The emotional stage of melancholy reveals that the poet has again settled into depression. See explanation in second quatrain for reason.
While there is little to be gleaned from this sonnet and in the immediate sequence surrounding it, it should be noted as in all of these sonnets numbered 1-126 that there is nothing contradicting the explanation that I am providing. Namely that these sonnets are not necessarily written to a boy at all, this alone should raise suspicion of how this could be so at odds with orthodoxy and yet not contradict the actual poems in any way.
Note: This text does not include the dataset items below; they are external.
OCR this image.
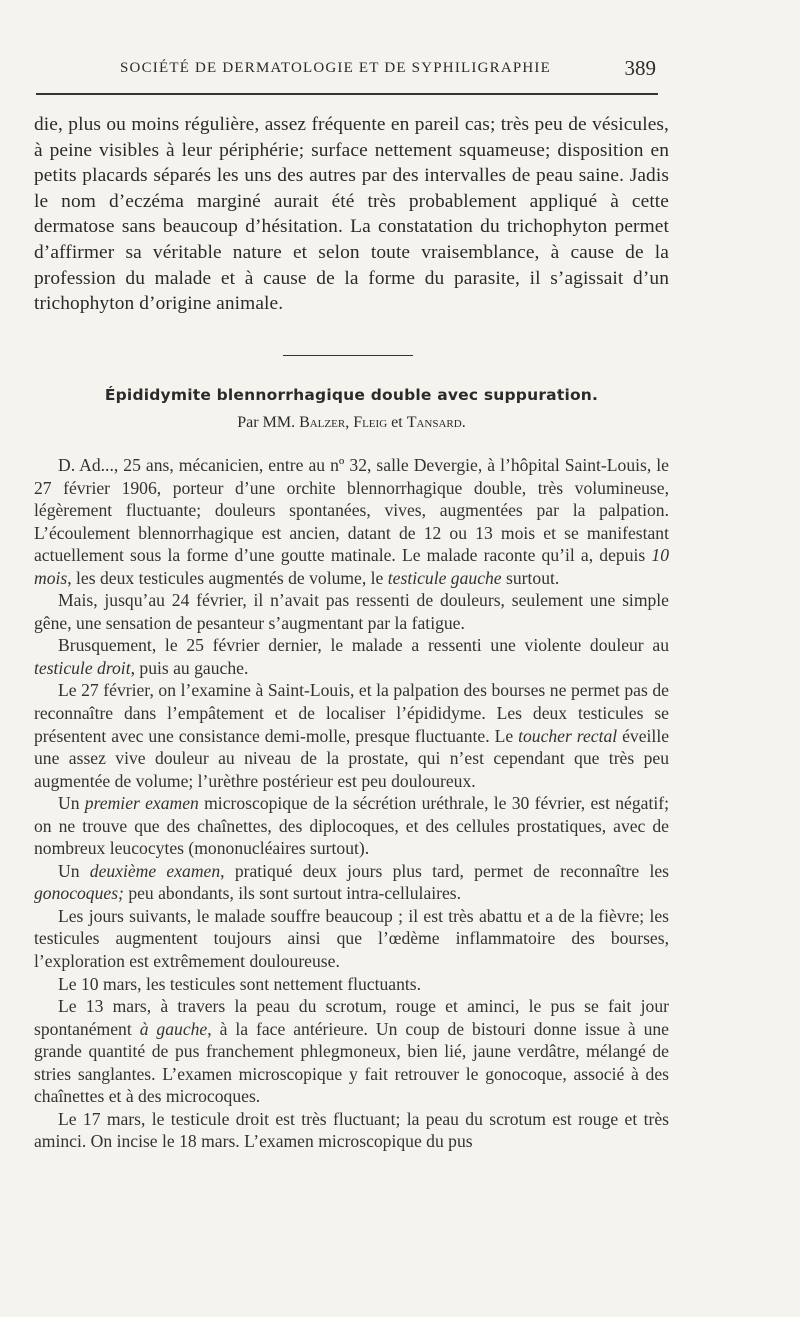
SOCIÉTÉ DE DERMATOLOGIE ET DE SYPHILIGRAPHIE	389

die, plus ou moins régulière, assez fréquente en pareil cas; très peu de vésicules, à peine visibles à leur périphérie; surface nettement squameuse; disposition en petits placards séparés les uns des autres par des intervalles de peau saine. Jadis le nom d’eczéma marginé aurait été très probablement appliqué à cette dermatose sans beaucoup d’hésitation. La constatation du trichophyton permet d’affirmer sa véritable nature et selon toute vraisemblance, à cause de la profession du malade et à cause de la forme du parasite, il s’agissait d’un trichophyton d’origine animale.

Épididymite blennorrhagique double avec suppuration.
Par MM. Balzer, Fleig et Tansard.

D. Ad..., 25 ans, mécanicien, entre au nº 32, salle Devergie, à l’hôpital Saint-Louis, le 27 février 1906, porteur d’une orchite blennorrhagique double, très volumineuse, légèrement fluctuante; douleurs spontanées, vives, augmentées par la palpation. L’écoulement blennorrhagique est ancien, datant de 12 ou 13 mois et se manifestant actuellement sous la forme d’une goutte matinale. Le malade raconte qu’il a, depuis 10 mois, les deux testicules augmentés de volume, le testicule gauche surtout.

Mais, jusqu’au 24 février, il n’avait pas ressenti de douleurs, seulement une simple gêne, une sensation de pesanteur s’augmentant par la fatigue.

Brusquement, le 25 février dernier, le malade a ressenti une violente douleur au testicule droit, puis au gauche.

Le 27 février, on l’examine à Saint-Louis, et la palpation des bourses ne permet pas de reconnaître dans l’empâtement et de localiser l’épididyme. Les deux testicules se présentent avec une consistance demi-molle, presque fluctuante. Le toucher rectal éveille une assez vive douleur au niveau de la prostate, qui n’est cependant que très peu augmentée de volume; l’urèthre postérieur est peu douloureux.

Un premier examen microscopique de la sécrétion uréthrale, le 30 février, est négatif; on ne trouve que des chaînettes, des diplocoques, et des cellules prostatiques, avec de nombreux leucocytes (mononucléaires surtout).

Un deuxième examen, pratiqué deux jours plus tard, permet de reconnaître les gonocoques; peu abondants, ils sont surtout intra-cellulaires.

Les jours suivants, le malade souffre beaucoup ; il est très abattu et a de la fièvre; les testicules augmentent toujours ainsi que l’œdème inflammatoire des bourses, l’exploration est extrêmement douloureuse.

Le 10 mars, les testicules sont nettement fluctuants.

Le 13 mars, à travers la peau du scrotum, rouge et aminci, le pus se fait jour spontanément à gauche, à la face antérieure. Un coup de bistouri donne issue à une grande quantité de pus franchement phlegmoneux, bien lié, jaune verdâtre, mélangé de stries sanglantes. L’examen microscopique y fait retrouver le gonocoque, associé à des chaînettes et à des microcoques.

Le 17 mars, le testicule droit est très fluctuant; la peau du scrotum est rouge et très aminci. On incise le 18 mars. L’examen microscopique du pus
While the poetry itself might provide for some of this ambiguity, the continuation of the story should actually be clearer with a continuation of the poems to the same person that really started the sequence the “Dark Lady” of the latter numbered sonnets.
Line 12 contains one of the 15 instances where “their” frequently appears as “thy” and an indication and affirmation I argue that reflects the sonnets actual greater metaphorical meaning.
It may seem likely that 45 was meant to follow 44 but I would suggest that this is an example of using synecdoche as the subject would no doubt have been aware that air and fire were the other 2 elements of alchemy and earth and water were excluded. It was an earlier thought that this is an example where early on in the sequence the sonnets that are pairs have kept their sequence despite the overall reversal.